Microsoft’s Surface will give iPad a run for its money

Monday October 22 2012


It has not been released yet, but it has been presented. The Microsoft Surface is coming soon, possibly any time after October 26, the tentative release date. It is a most eagerly awaited piece of technology for the people in the industry.


A couple of decades ago, Microsoft was ahead of its competitors. As time passed, it lost the plot and started rolling out a host of bloated technologies.

Aside from the Xbox, and the Kinect controller, every other piece of hardware Microsoft released was, at best, mundane. And while the company was busy inventing hardware, their software business suffered.

For almost two decades, the company lumbered around and was only saved by the fact that new personal computers were sold with pre-installed Windows software.

The rebellion had started. People discovered Microsoft’s greatest Achilles’ heel at the time — that there were choices.

So here comes Microsoft’s first attempt at building a tablet, hence the eagerness.

Initially, the Surface was a big 40 inch desktop screen computer, laid on its back and controlled by touch. Microsoft tried to sell some, but it was not the burgeoning success it anticipated. So the company renamed it Pixelsense and kept the name Surface, which has now been adopted for the tablet.

Microsoft Surface comes in two models. One is powered by a Dual Core Intel i5 chip, which is considered the Pro model.
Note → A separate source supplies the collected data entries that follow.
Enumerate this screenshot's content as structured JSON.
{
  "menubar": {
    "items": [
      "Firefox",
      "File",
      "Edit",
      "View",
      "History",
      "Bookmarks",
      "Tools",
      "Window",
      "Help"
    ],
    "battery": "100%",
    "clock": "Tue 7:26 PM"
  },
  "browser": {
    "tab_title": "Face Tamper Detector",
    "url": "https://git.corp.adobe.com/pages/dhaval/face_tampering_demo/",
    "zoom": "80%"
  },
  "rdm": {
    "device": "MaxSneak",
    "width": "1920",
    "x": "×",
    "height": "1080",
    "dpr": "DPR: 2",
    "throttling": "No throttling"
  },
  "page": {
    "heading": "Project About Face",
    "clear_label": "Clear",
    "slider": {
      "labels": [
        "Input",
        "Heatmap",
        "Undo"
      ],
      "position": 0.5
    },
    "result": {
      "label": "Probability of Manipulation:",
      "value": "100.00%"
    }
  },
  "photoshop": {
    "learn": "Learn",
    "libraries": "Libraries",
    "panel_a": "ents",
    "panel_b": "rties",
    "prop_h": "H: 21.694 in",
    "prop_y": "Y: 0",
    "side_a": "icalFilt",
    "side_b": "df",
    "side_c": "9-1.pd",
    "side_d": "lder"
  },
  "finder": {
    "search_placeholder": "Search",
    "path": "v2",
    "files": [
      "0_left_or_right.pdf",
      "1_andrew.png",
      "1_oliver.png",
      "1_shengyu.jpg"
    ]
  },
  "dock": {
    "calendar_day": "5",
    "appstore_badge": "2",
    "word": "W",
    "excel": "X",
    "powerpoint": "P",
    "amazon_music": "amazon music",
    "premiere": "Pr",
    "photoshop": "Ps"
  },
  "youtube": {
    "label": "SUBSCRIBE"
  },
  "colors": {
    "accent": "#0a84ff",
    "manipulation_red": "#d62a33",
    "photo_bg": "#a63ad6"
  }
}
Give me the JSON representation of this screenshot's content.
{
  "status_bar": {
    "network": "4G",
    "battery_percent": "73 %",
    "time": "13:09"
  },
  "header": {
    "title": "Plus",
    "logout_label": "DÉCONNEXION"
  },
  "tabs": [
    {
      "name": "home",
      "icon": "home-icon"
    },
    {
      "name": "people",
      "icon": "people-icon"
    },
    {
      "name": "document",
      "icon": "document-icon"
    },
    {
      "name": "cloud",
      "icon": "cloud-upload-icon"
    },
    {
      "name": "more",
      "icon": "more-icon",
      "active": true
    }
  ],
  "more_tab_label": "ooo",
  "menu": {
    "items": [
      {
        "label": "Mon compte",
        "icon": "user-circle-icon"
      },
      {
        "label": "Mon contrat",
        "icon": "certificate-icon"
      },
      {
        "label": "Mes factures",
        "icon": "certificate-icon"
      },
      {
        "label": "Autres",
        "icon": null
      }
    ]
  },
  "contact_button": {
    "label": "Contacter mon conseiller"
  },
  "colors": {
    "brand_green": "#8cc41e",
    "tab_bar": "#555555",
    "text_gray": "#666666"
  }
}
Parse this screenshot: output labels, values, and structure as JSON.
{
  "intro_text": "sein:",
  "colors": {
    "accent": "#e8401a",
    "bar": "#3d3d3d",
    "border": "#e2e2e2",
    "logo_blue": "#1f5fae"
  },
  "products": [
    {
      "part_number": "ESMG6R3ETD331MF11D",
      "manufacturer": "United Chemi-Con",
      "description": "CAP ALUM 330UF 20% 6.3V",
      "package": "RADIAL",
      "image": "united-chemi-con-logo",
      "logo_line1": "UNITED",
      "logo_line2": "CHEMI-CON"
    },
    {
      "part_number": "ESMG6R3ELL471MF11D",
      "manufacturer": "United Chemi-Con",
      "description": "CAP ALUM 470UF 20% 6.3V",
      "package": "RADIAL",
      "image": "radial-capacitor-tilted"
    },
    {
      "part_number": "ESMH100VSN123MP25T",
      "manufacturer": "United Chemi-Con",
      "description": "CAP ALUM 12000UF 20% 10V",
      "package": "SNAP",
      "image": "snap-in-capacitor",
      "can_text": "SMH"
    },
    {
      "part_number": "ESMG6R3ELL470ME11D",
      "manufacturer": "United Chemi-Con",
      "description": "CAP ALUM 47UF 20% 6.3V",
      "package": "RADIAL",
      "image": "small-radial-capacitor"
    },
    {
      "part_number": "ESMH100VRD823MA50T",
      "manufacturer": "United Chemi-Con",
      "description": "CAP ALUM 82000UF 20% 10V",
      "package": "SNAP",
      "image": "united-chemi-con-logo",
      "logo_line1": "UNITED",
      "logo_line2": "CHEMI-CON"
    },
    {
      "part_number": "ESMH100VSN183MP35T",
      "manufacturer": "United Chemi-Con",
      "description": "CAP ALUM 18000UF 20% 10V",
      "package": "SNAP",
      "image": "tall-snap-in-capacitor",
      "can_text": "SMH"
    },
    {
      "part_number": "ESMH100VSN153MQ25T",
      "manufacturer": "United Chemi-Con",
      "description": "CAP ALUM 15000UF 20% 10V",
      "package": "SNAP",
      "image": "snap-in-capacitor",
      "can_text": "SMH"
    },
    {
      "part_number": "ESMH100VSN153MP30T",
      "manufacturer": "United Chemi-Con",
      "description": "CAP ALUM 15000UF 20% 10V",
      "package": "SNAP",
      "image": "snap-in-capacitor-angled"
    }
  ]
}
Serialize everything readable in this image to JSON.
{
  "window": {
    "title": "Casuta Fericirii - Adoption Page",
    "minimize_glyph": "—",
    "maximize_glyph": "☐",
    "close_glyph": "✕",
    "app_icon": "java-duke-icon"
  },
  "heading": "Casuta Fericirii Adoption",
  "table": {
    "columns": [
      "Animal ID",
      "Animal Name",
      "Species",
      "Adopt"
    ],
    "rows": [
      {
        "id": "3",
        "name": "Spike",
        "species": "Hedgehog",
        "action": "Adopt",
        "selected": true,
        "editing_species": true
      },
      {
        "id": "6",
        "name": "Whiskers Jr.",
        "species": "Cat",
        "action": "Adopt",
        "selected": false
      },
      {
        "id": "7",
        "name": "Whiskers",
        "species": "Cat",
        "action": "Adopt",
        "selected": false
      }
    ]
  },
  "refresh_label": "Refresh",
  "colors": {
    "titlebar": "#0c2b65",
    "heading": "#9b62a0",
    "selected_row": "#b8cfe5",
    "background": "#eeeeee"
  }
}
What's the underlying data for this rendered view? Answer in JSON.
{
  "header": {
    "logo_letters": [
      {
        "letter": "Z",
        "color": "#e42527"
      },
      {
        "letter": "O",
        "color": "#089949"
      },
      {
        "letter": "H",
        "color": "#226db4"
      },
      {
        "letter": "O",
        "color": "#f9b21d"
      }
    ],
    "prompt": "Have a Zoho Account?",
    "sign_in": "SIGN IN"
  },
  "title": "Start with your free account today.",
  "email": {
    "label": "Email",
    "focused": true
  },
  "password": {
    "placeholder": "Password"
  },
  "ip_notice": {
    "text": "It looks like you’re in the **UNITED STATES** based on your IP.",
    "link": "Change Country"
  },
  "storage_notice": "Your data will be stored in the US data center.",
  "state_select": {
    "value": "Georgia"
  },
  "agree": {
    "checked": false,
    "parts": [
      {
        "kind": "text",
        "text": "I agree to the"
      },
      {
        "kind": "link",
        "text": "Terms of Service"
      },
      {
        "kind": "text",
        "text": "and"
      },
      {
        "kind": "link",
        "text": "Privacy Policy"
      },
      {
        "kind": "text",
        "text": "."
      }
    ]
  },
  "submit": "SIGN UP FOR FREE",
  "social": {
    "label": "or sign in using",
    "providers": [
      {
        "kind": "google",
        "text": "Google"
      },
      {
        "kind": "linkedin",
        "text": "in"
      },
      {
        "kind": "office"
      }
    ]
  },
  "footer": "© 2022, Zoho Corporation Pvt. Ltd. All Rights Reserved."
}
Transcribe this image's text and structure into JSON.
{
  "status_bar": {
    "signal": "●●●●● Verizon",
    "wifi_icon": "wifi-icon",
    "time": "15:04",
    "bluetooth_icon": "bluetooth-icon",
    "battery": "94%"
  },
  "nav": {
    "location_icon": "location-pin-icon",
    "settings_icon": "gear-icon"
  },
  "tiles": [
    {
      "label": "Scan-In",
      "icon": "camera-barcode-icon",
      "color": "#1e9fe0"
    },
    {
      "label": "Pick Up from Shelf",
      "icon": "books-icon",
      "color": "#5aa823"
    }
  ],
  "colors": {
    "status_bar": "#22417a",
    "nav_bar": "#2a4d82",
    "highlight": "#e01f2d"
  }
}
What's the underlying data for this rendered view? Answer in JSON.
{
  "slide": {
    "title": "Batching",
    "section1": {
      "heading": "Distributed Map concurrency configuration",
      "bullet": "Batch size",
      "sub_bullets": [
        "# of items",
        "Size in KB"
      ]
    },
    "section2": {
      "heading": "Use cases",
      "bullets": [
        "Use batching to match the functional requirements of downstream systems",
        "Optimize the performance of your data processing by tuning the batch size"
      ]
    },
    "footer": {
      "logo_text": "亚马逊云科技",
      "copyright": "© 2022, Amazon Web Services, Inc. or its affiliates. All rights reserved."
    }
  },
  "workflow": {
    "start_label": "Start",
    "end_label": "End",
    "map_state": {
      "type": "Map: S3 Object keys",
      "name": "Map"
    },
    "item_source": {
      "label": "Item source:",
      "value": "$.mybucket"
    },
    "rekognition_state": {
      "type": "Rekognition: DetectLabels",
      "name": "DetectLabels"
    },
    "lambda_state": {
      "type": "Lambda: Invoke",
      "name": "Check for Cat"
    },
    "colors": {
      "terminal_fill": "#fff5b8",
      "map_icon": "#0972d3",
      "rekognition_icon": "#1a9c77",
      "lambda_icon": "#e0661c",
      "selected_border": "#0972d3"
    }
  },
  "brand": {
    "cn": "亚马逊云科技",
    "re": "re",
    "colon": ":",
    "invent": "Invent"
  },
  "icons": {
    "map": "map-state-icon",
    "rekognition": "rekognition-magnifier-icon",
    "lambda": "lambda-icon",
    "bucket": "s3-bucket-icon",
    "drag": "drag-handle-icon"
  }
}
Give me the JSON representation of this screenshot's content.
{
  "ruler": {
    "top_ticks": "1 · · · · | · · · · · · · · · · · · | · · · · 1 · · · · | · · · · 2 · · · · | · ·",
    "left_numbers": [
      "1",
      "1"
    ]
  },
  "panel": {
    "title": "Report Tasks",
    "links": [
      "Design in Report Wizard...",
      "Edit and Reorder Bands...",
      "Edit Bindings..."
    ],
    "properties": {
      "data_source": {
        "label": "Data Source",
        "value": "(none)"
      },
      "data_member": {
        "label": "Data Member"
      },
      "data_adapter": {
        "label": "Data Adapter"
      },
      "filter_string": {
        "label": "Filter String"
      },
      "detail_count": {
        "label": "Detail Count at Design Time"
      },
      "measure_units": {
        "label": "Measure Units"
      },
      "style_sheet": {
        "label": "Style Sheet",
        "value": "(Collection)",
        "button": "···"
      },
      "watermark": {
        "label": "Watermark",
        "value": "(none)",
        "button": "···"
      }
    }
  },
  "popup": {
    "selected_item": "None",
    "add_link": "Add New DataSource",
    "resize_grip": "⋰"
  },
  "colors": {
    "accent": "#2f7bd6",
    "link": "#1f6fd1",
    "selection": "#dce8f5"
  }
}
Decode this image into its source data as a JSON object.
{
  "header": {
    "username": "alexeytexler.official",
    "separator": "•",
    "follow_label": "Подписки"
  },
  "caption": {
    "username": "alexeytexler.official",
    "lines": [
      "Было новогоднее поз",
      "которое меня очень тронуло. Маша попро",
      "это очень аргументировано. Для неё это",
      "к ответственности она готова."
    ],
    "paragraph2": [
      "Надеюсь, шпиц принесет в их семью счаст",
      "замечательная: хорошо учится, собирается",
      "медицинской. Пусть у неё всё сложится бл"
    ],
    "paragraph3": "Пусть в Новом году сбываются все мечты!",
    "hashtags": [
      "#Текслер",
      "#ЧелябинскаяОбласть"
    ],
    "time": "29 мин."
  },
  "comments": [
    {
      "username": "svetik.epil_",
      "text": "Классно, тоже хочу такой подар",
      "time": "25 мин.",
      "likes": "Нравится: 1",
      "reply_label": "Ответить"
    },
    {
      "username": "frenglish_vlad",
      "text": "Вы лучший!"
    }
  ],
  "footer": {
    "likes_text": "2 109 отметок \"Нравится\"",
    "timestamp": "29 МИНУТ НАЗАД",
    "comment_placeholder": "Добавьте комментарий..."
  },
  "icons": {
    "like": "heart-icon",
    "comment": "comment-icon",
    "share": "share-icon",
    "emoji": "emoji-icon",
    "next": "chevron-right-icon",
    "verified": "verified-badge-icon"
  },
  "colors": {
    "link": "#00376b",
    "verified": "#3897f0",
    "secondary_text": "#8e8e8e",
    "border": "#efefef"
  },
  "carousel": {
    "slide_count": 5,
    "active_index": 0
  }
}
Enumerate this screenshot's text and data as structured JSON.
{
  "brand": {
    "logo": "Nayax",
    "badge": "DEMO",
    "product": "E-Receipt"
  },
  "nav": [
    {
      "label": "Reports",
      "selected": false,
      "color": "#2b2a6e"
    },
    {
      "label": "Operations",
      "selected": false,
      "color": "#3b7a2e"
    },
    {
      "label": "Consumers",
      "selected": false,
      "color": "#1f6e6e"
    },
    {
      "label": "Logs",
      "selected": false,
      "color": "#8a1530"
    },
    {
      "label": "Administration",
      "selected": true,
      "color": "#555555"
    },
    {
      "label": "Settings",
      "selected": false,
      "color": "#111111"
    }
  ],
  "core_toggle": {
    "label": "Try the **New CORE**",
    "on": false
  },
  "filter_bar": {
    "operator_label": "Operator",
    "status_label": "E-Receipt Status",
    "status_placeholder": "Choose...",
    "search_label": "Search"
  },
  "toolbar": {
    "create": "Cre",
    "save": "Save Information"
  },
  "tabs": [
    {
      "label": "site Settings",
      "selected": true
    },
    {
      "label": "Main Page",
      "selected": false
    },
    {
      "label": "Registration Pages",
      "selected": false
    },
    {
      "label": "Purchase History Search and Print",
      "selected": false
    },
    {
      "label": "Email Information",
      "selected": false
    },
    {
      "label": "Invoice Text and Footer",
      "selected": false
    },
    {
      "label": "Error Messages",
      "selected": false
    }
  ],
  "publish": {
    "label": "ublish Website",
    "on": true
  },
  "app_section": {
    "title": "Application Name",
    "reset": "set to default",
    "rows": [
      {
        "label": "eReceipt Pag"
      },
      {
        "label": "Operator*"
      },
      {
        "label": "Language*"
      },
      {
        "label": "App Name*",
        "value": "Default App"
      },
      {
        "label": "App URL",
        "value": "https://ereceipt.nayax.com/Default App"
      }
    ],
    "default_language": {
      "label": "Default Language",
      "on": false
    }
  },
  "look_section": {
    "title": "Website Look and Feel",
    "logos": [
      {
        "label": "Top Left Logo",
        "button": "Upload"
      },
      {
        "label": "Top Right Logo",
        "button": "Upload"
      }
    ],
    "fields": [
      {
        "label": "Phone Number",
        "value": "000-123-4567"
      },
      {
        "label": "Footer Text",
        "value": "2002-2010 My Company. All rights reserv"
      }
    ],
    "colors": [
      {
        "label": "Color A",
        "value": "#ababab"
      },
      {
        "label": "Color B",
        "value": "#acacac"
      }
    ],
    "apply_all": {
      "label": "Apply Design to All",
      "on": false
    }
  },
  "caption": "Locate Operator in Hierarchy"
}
It also comes with Windows 8.

Inside, it has 4GB RAM, between 64GB and 128GB storage, which can be extended through a microSDXC slot.

The tablet is quite fancy, with additions like a 10-point multi-touch screen, pen input, an ambient light sensor, an accelerometer, gyroscope and compass, and finally dual microphones.

But Microsoft seems determined to always have what seems to be a “poor man’s option”, hence the second version, known as the “RT”.

This version of the Surface is powered by an ARM Chip and Windows RT, a modified version of Windows 8, but developed to run on the ARM chipset.

It is strange that this machine is half of what the Pro version is — 2GB RAM, 32 to 64GB storage, five-point multi-touch screen and so on. Note RT has no significance as a name, unlike XP or NT.

The tablets can give the iPad a run for its money, at least against the lower end iPads.

The Surface comes with two covers to protect the screen when stored, and when laid out, the covers turn into keyboards. One is a touch cover, which is pressure-sensitive, while the other is a type cover that is an actual tactile keyboard.

The covers also come with a multi-touch touchpad. Both connect to the tablet through a magnetic strip.

Both versions of the tablet have 720p HD screens, which have been described as limited but gorgeous. They also have both a front and rear facing 720p camera.

In terms of dimensions, the Surface is thinner than the iPad by 10mm and weighs 20g more than the 660g iPad.

The best feature in my books is the little kickstand on both models. It allows the tablet to stand upright, giving options for comfort, such as when watching a video.

There is the feeling that releasing two tablets with four different specs seems conflicted of Microsoft.

There should have been ideally only one touchpad, with at the most, three different specs.

While there is excitement around the Surface, the price does not seem right. Retail prices in America is expected to start from $500 (Sh42,500) for the very basic RT unit, and goes as high as $700 (Sh59,500) a unit. This is expensive. It begs the question: Is it a tablet or a laptop?

There is one glaring hole that leads me to ask Microsoft a question. They have spent a lot of money doing research and development. They have gone further and modified Windows 8 to run on an ARM chip and actually made it look good.

They have further put together a very good looking kit. So why did they go to all this trouble, then forgot to put a 3G/4G chip, limiting the Surface to WiFi?